Ожидая возвращения моего посланного, я остановился в Гадчи-Гассан-Ларе. Турки не предпринимали никаких враждебных действий, но вокруг меня целый день раздавались стоны и в течение суток умерло более ста тяжело-раненых. Вечером я снова потребовал музыкантов Украинского полка; они играли, но не пели. Комаровский весьма обязательно ходил несколько раз взад и вперед в качестве посланного; наконец, он не мог долее сдержать своих слез. «Две трети из них покоятся в турецкою лагере», — сказал он. «И так, — подумал я, — моя песенка была их лебединою песнью!»

Молоствов вернулся наконец, и на этот раз с более веселым лицом, так как он был в восторге от доброты императора и от того участия, которое мне оказывали в главной квартире

Вот что говорилось в официальном ответе начальника главного штаба:

«Его величество искренно сожалеет о результатах последнего сражения и о связанных с ним потерях, и всемилостивейше изъявляет свое полнейшее одобрение по поводу всех распоряжений, сделанных вашим королевским высочеством, и благодарит вверенные вам войска за храбрость и самоотвержение.

«Его величество желает теперь же предупредить все дальнейшие неудачи, усилив отряд генерала Бистрома, и поэтому предписывает вашему высочеству отослать в Пейнарджи полки Азовский, [443] Днепровский и 20-й егерский полк с 12-ю орудиями и уланами Бугского полка.

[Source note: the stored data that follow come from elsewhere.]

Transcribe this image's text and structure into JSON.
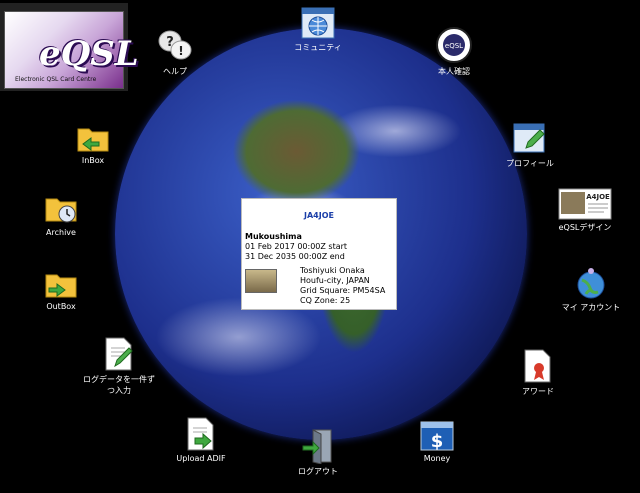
{
  "logo": {
    "text": "eQSL",
    "sub": "Electronic QSL Card Centre"
  },
  "card": {
    "callsign": "JA4JOE",
    "qth": "Mukoushima",
    "start": "01 Feb 2017 00:00Z start",
    "end": "31 Dec 2035 00:00Z end",
    "name": "Toshiyuki Onaka",
    "city": "Houfu-city, JAPAN",
    "grid": "Grid Square: PM54SA",
    "cq": "CQ Zone: 25"
  },
  "menu": {
    "help": "ヘルプ",
    "community": "コミュニティ",
    "identity": "本人確認",
    "inbox": "InBox",
    "profile": "プロフィール",
    "archive": "Archive",
    "design": "eQSLデザイン",
    "outbox": "OutBox",
    "account": "マイ アカウント",
    "log_entry_1": "ログデータを一件ず",
    "log_entry_2": "つ入力",
    "award": "アワード",
    "upload": "Upload ADIF",
    "logout": "ログアウト",
    "money": "Money"
  }
}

«Если бы оставшихся у вас затем 4-х баталионов и 10-ти эскадронов не было достаточно для удержания за собою Гадчи-Гассан-Лара, то ваше высочество можете подойти к броду Гебеди, выставить главную массу ваших войск при Османчи и затем постараться устрашить неприятеля кавалерийскими разъездами» 10.

Относительно моих наступательных планов граф Дибич высказался вообще, что нельзя еще решать в этом отношении ничего окончательно, но что покуда 3-я бригада 19-й дивизии и затем 18-я дивизия получат приказание подвинуться ко мне.

Если бы Дибич, вместо этих бессмысленных распоряжений, тотчас отправил фельдмаршала к Енибазару с 8-ю и 9-ю дивизиями, как это было сделано две недели спустя, и вместо того, чтобы ослаблять меня, прислал бы мне 7-ю и 18-ю дивизии, отряд Малахова и 3-ю бригаду 19-й дивизии и, наконец, подкрепил бы генерала Бистрома первою гвардейскою бригадою, то первый мог бы с 12-ю, а я с 38-ю баталионами напасть на Омер-Врионе не позже как 5-го октября (нового стиля) и дать ему решительное сражение. Невозможно исчислить всех последствий подобного образа действий, но, по всей вероятности, при умеренных требованиях императора и отсутствии всяких вспомогательных средств со стороны Порты, он привел бы к миру.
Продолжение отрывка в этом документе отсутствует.